Officials confirmed on Monday that the bombing did not affect export operations. However, Marib governor Aref Al-Zukua stated that the bomb caused leakage equivalent to 4,000 barrels.

The pipeline, which forms part of a network transporting crude oil from the Marib oil basin to storage tanks for export, was damaged by a bomb planted by unidentified culprits. There were no casualties.

Yemen's official News Agency SABA quoted Marib security official Ahmed Fander saying “a group of saboteurs was behind the explosion, which halted the flow of the oil.”

He stated that the culprits placed a time bomb under the pipeline. He added that Marib security is investigating the incident.

The pipeline has the capacity to transport 155,000 barrels of crude oil per day from the Safer oilfields in Marib, 170 kilometers (105 miles) east of Sana'a, to Ras Issa terminal on the Red Sea.

Senior official at the Ministry of Oil and Minerals Abdulmalik Alama stated that the incident caused minor damage, affecting only the quantity of oil pumped for exportation for one day. He added that overall oil export operations were not affected due to containment of the incident by Safer company engineers immediately after the incident occurred.

No one was hurt in the attack, according to the official.

Yemen produces just 380,000 barrels of crude oil a day, and exports approximately 200,000 bpd (barrels per day), but it is not a member of the giant oil cartel OPEC.

Oil facilities under attack

The attack occurred two days before the conviction of 32 suspects accused of planning suicide attacks on oil and gas installations in the country and sentenced to as much as 15 years imprisonment.

The penal court, held on Wednesday, Nov. 7 in Sana'a, however, acquitted four other prisoners for lack of evidence, while six other top suspects, who were tried in absentia and remain at large, were sentenced to 10-15 years in prison.

The suspects were accused of planning to attack oil installations in the Marib and Hadramout provinces using rocket-propelled grenades in August 2006, when militants attacked a power station and a government building in Marib, some 140 kilometers (85 miles) east of the capital.
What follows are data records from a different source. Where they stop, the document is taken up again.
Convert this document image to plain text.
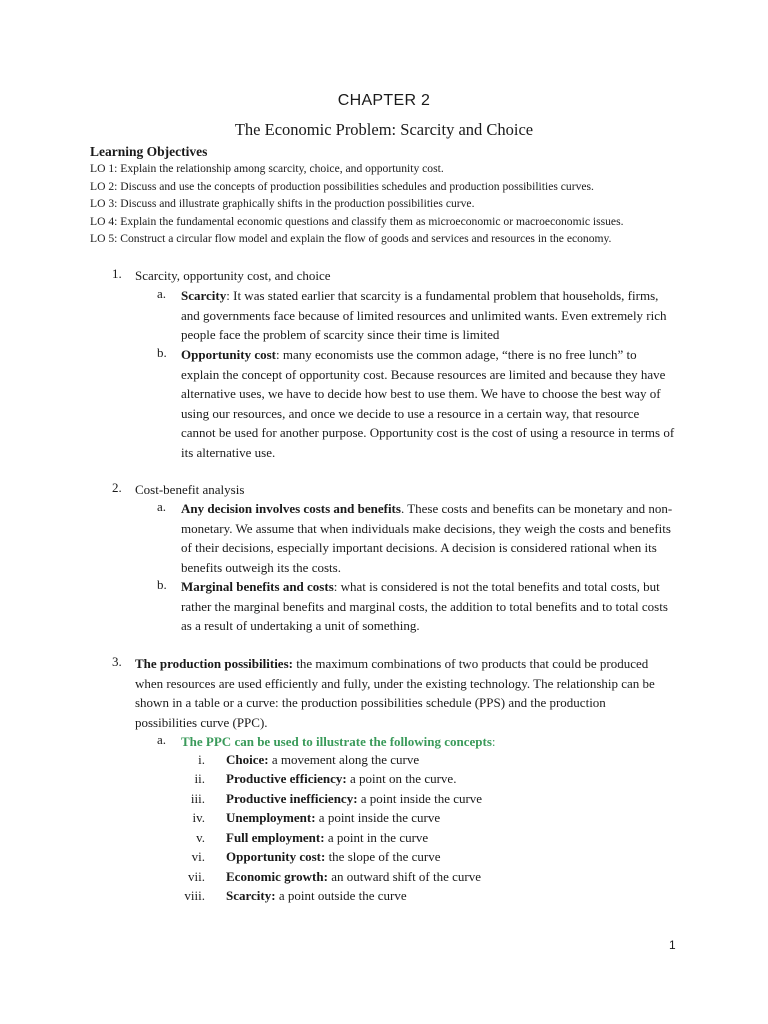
CHAPTER 2
The Economic Problem: Scarcity and Choice
Learning Objectives
LO 1: Explain the relationship among scarcity, choice, and opportunity cost.
LO 2: Discuss and use the concepts of production possibilities schedules and production possibilities curves.
LO 3: Discuss and illustrate graphically shifts in the production possibilities curve.
LO 4: Explain the fundamental economic questions and classify them as microeconomic or macroeconomic issues.
LO 5: Construct a circular flow model and explain the flow of goods and services and resources in the economy.
1. Scarcity, opportunity cost, and choice
a. Scarcity: It was stated earlier that scarcity is a fundamental problem that households, firms, and governments face because of limited resources and unlimited wants. Even extremely rich people face the problem of scarcity since their time is limited
b. Opportunity cost: many economists use the common adage, “there is no free lunch” to explain the concept of opportunity cost. Because resources are limited and because they have alternative uses, we have to decide how best to use them. We have to choose the best way of using our resources, and once we decide to use a resource in a certain way, that resource cannot be used for another purpose. Opportunity cost is the cost of using a resource in terms of its alternative use.
2. Cost-benefit analysis
a. Any decision involves costs and benefits. These costs and benefits can be monetary and non-monetary. We assume that when individuals make decisions, they weigh the costs and benefits of their decisions, especially important decisions. A decision is considered rational when its benefits outweigh its the costs.
b. Marginal benefits and costs: what is considered is not the total benefits and total costs, but rather the marginal benefits and marginal costs, the addition to total benefits and to total costs as a result of undertaking a unit of something.
3. The production possibilities: the maximum combinations of two products that could be produced when resources are used efficiently and fully, under the existing technology. The relationship can be shown in a table or a curve: the production possibilities schedule (PPS) and the production possibilities curve (PPC).
a. The PPC can be used to illustrate the following concepts:
i. Choice: a movement along the curve
ii. Productive efficiency: a point on the curve.
iii. Productive inefficiency: a point inside the curve
iv. Unemployment: a point inside the curve
v. Full employment: a point in the curve
vi. Opportunity cost: the slope of the curve
vii. Economic growth: an outward shift of the curve
viii. Scarcity: a point outside the curve
1
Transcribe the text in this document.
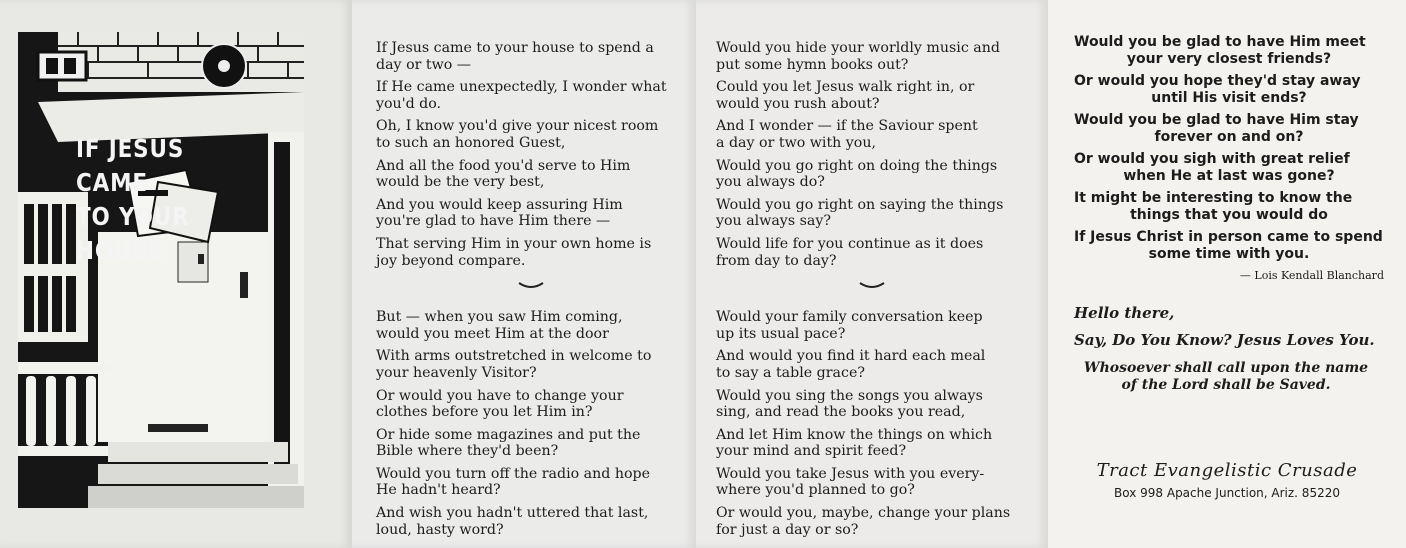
IF JESUS CAME
TO YOUR HOUSE

If Jesus came to your house to spend a
day or two —

If He came unexpectedly, I wonder what
you'd do.

Oh, I know you'd give your nicest room
to such an honored Guest,

And all the food you'd serve to Him
would be the very best,

And you would keep assuring Him
you're glad to have Him there —

That serving Him in your own home is
joy beyond compare.

But — when you saw Him coming,
would you meet Him at the door

With arms outstretched in welcome to
your heavenly Visitor?

Or would you have to change your
clothes before you let Him in?

Or hide some magazines and put the
Bible where they'd been?

Would you turn off the radio and hope
He hadn't heard?

And wish you hadn't uttered that last,
loud, hasty word?

Would you hide your worldly music and
put some hymn books out?

Could you let Jesus walk right in, or
would you rush about?

And I wonder — if the Saviour spent
a day or two with you,

Would you go right on doing the things
you always do?

Would you go right on saying the things
you always say?

Would life for you continue as it does
from day to day?

Would your family conversation keep
up its usual pace?

And would you find it hard each meal
to say a table grace?

Would you sing the songs you always
sing, and read the books you read,

And let Him know the things on which
your mind and spirit feed?

Would you take Jesus with you every-
where you'd planned to go?

Or would you, maybe, change your plans
for just a day or so?

Would you be glad to have Him meet
your very closest friends?

Or would you hope they'd stay away
until His visit ends?

Would you be glad to have Him stay
forever on and on?

Or would you sigh with great relief
when He at last was gone?

It might be interesting to know the
things that you would do

If Jesus Christ in person came to spend
some time with you.

— Lois Kendall Blanchard
Hello there,
Say, Do You Know? Jesus Loves You.
Whosoever shall call upon the name
of the Lord shall be Saved.
Tract Evangelistic Crusade
Box 998 Apache Junction, Ariz. 85220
The attack occurred a day after Yemeni counterterrorism forces killed four Al-Qaeda militants suspected to be involved in a car bomb attack killing eight Spanish tourists and two Yemenis in Marib on July 2.

Al-Qaeda militants have been active in sabotage operations against petroleum facilities in the country. In 2002, militants bombed the French oil supertanker Limburg off Yemen's coast.